Mais l’avenir réservait un sort funeste aux navires victorieux. Le Lamotte-Picquet fut coulé le 12 janvier 1945 par des avions américains au voisinage de Saigon. Le Tahure fut torpillé par un sous-marin U.S. à cinq miles au nord- ouest du cap Varella, dans la nuit du 29 au 30 avril 1944. L’Amiral Charrier et la Marne furent sabordés le 10 mars 1945. Seul le Dumont d’Urville survécut à la guerre mondiale, car il rentra en métropole en 1941. Et on devait revoir, par la suite, à Poulo-Condore, pour diverses missions s’étalant jusqu’en septembre 1955, le dernier des vainqueurs de Koh Chang.

Des récits détaillés de la bataille ont été écrits par des marins qui ont eu l’honneur d’y participer.
Raoul Picault, engagé volontaire dans la Marine Nationale et breveté radiotélégraphiste, se trouvait sur le Tahure. Dans son livre, paru en 1997, il donne, avec un croquis du Lamotte-Picquet, des précisions techniques sur les flottes en présence. Et il rend un vibrant hommage au ” planificateur génial qui a monté et minuté l’opération, laquelle se déroulera très exactement comme prévu, dans le temps et dans l’espace. ”
L’enseigne de vaisseau Romé, devenu depuis contre- amiral, se trouvait dans la tourelle III du Lamotte-Picquet. Dans son livre, Romé explique :
” Le lundi 13 janvier Terraux vient à Camranh pour une courte rencontre d’une heure avec Bérenger à l’appontement au nord de la rade. C’est là qu’est rédigé, sur le champ, l’ordre d’opération concernant la mission envisagée. Bref, précis, mais laissant une grande initiative au Commandant du Groupe, cet ordre prévoit quatre éventualités entre lesquelles le choix sera fait au dernier moment, en fonction des ultimes renseignements reçus de notre aviation maritime…
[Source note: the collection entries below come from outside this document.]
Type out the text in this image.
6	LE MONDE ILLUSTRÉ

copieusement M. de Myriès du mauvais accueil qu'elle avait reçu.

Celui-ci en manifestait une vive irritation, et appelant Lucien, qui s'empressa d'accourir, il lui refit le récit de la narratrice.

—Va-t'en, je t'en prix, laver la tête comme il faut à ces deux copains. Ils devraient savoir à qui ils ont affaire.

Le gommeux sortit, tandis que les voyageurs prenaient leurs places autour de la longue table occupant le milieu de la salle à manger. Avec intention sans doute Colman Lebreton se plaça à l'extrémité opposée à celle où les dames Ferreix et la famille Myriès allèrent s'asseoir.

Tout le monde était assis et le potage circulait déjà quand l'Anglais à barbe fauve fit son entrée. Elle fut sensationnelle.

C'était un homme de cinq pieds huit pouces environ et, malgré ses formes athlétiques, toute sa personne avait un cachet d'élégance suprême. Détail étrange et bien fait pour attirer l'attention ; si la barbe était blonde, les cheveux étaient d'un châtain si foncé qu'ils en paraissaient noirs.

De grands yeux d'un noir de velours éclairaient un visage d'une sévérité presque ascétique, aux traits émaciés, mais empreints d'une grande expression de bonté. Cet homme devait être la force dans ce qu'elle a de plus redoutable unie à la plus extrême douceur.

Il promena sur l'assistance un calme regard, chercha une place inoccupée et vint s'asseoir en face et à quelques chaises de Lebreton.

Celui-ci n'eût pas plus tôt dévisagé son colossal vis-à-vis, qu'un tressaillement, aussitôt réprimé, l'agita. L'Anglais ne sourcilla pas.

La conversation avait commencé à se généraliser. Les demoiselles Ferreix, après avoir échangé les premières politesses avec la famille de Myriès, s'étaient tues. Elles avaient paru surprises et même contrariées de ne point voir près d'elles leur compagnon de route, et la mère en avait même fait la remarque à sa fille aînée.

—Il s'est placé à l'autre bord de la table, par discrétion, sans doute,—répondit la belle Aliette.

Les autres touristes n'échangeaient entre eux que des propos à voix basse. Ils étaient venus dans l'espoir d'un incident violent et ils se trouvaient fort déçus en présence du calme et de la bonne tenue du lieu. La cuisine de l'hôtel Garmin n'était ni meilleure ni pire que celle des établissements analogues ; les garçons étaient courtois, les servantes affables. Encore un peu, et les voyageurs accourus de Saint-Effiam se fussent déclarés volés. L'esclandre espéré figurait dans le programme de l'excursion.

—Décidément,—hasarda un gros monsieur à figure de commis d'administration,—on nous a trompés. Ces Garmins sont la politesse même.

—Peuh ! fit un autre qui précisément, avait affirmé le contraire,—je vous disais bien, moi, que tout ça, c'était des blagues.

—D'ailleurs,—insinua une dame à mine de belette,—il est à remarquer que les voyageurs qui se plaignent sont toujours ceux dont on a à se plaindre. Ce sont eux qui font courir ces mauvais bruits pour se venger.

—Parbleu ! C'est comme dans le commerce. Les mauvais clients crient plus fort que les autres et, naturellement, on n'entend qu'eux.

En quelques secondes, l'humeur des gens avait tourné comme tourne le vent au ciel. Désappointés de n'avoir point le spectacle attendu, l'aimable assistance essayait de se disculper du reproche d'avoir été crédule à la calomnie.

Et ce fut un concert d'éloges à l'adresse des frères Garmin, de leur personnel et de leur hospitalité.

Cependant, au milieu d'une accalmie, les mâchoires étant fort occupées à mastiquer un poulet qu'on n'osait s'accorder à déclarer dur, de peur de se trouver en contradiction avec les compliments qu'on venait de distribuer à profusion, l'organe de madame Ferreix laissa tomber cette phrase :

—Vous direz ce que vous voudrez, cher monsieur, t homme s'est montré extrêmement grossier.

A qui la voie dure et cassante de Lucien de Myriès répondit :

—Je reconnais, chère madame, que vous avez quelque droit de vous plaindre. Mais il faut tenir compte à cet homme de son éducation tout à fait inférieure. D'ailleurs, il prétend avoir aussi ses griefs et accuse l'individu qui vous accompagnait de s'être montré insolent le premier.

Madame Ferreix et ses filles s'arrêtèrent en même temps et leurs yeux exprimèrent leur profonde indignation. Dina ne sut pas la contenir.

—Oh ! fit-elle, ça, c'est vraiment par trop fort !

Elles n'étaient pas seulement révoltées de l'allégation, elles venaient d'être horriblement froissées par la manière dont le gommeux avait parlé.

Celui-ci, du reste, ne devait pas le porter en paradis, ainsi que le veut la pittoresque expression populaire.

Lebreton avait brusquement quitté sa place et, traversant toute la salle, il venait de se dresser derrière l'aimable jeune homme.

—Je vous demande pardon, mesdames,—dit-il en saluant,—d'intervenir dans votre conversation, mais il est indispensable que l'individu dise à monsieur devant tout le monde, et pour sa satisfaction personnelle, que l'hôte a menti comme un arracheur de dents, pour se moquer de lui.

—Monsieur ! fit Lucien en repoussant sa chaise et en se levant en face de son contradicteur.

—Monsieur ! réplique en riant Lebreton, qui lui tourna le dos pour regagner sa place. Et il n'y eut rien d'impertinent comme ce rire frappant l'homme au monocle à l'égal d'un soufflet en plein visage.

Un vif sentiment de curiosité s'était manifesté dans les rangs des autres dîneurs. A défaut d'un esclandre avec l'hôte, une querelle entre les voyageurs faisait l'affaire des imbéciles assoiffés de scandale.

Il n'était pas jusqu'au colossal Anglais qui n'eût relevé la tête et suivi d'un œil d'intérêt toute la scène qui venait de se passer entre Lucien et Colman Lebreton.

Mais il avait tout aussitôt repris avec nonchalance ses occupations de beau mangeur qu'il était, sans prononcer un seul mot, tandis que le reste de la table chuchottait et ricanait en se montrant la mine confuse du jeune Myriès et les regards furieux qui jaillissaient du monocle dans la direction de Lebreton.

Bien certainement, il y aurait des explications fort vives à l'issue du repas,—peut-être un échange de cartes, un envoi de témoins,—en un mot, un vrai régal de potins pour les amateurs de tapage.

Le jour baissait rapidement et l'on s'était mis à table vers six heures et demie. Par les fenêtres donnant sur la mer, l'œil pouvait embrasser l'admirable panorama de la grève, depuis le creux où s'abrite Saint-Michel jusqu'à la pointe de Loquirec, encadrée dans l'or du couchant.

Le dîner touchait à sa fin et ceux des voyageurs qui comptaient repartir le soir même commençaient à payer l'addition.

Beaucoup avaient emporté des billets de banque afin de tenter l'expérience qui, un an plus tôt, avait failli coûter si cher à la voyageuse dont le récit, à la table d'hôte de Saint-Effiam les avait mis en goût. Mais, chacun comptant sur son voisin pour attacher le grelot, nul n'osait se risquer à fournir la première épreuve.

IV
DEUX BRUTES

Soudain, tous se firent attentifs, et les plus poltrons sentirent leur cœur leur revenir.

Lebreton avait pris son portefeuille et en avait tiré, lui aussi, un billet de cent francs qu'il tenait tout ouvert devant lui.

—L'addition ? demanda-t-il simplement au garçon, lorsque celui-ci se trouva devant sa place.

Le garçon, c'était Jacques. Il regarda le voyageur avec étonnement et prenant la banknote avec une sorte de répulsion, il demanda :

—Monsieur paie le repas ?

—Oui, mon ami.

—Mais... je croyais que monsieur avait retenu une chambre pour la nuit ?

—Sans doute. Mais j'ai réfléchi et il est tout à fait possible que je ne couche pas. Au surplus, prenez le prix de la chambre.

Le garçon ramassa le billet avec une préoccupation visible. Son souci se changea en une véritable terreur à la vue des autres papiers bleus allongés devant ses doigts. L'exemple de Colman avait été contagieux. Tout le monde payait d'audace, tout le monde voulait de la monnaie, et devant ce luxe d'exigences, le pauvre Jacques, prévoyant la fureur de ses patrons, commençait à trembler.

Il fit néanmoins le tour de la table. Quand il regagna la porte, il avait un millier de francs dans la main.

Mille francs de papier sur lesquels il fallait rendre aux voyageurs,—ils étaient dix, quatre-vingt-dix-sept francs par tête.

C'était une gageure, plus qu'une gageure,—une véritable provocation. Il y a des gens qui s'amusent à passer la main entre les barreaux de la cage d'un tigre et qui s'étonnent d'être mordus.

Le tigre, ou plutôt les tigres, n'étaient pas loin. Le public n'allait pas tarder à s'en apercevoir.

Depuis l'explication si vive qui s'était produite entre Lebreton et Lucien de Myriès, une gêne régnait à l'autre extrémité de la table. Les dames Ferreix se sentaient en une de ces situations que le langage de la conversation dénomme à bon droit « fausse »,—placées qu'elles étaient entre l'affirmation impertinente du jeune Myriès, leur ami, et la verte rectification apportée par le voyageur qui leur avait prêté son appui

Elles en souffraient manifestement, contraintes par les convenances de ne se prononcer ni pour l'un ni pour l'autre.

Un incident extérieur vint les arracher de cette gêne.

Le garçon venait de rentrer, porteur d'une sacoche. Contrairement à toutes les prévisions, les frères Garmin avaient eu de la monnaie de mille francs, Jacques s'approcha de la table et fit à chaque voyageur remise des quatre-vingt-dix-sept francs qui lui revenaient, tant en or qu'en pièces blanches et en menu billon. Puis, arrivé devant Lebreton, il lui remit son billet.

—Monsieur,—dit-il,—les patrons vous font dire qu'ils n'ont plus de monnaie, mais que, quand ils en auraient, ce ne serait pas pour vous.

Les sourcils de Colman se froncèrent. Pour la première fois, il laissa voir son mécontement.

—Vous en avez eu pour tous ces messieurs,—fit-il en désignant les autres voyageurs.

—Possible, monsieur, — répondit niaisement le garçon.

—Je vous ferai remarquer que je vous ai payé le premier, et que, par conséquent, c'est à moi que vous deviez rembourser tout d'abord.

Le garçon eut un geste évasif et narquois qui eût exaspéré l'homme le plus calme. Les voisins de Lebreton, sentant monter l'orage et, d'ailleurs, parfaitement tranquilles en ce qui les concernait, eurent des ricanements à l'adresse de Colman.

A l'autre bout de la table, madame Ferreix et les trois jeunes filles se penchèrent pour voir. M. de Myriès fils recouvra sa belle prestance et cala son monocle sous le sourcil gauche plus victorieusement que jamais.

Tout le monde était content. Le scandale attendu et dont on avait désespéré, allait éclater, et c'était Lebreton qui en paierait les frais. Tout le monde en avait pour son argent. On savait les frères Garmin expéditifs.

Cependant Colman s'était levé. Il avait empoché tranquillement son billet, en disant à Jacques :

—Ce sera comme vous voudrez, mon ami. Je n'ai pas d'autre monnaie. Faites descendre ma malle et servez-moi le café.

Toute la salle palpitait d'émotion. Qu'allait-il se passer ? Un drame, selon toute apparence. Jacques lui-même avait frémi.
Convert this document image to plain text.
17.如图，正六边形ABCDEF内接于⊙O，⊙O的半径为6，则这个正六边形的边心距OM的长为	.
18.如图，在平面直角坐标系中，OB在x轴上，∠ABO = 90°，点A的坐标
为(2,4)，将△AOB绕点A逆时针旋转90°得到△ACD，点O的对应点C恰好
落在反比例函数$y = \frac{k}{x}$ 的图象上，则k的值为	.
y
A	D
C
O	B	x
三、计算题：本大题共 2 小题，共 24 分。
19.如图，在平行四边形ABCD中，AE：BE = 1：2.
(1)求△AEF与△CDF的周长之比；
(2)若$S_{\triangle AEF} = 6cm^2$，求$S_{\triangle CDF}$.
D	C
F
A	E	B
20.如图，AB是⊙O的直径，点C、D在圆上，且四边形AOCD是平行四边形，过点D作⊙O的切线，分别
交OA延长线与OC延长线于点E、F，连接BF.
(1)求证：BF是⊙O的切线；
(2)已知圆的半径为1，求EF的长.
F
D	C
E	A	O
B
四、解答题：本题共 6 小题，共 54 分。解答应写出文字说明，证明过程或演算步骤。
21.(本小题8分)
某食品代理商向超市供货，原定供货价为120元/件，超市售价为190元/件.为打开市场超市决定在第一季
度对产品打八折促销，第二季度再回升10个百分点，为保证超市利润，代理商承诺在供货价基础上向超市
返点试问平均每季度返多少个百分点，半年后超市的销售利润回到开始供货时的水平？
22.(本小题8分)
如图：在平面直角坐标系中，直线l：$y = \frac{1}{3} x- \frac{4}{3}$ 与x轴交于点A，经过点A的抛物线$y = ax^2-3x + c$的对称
Dans la journée de jeudi (le 16) Bérenger demande trois quarts d’heure de tranquillité absolue, il s’enferme dans la chambre des cartes et, d’un seul jet, rédige, avant le délai fixé, l’ordre d’opération détaillé complet correspondant aux quatre cas envisagés…
Le soir arrivent les renseignements de l’aviation… C’est donc le cas C qui est adopté… ”
Le contre-amiral Romé donne des détails sur le déroulement de la bataille .
Profitant de leur faible tirant d’eau les quatre avisos français pénètrent dans la rade intérieure de Koh Chang et règlent le compte des trois torpilleurs thaïlandais dont l’un a déjà été atteint par le Lamotte-Picquet. Une fois les torpilleurs liquidés les avisos foncent vers l’est pour participer au combat contre le Dhomburi. Ce dernier ne s’échappe que de justesse pour aller s’échouer sur un petit îlot plus au nord. Le Lamotte-Picquet ne peut prendre le risque de pénétrer dans des fonds inférieurs à sept mètres et doit interrompre la poursuite. L’ensemble de la flotte française fait route vers Saigon où elle parvient le 19 janvier 1941.

Une photo de la baie du sud-ouest d’où partit la flotte française est reportée sur la couverture de ce livre.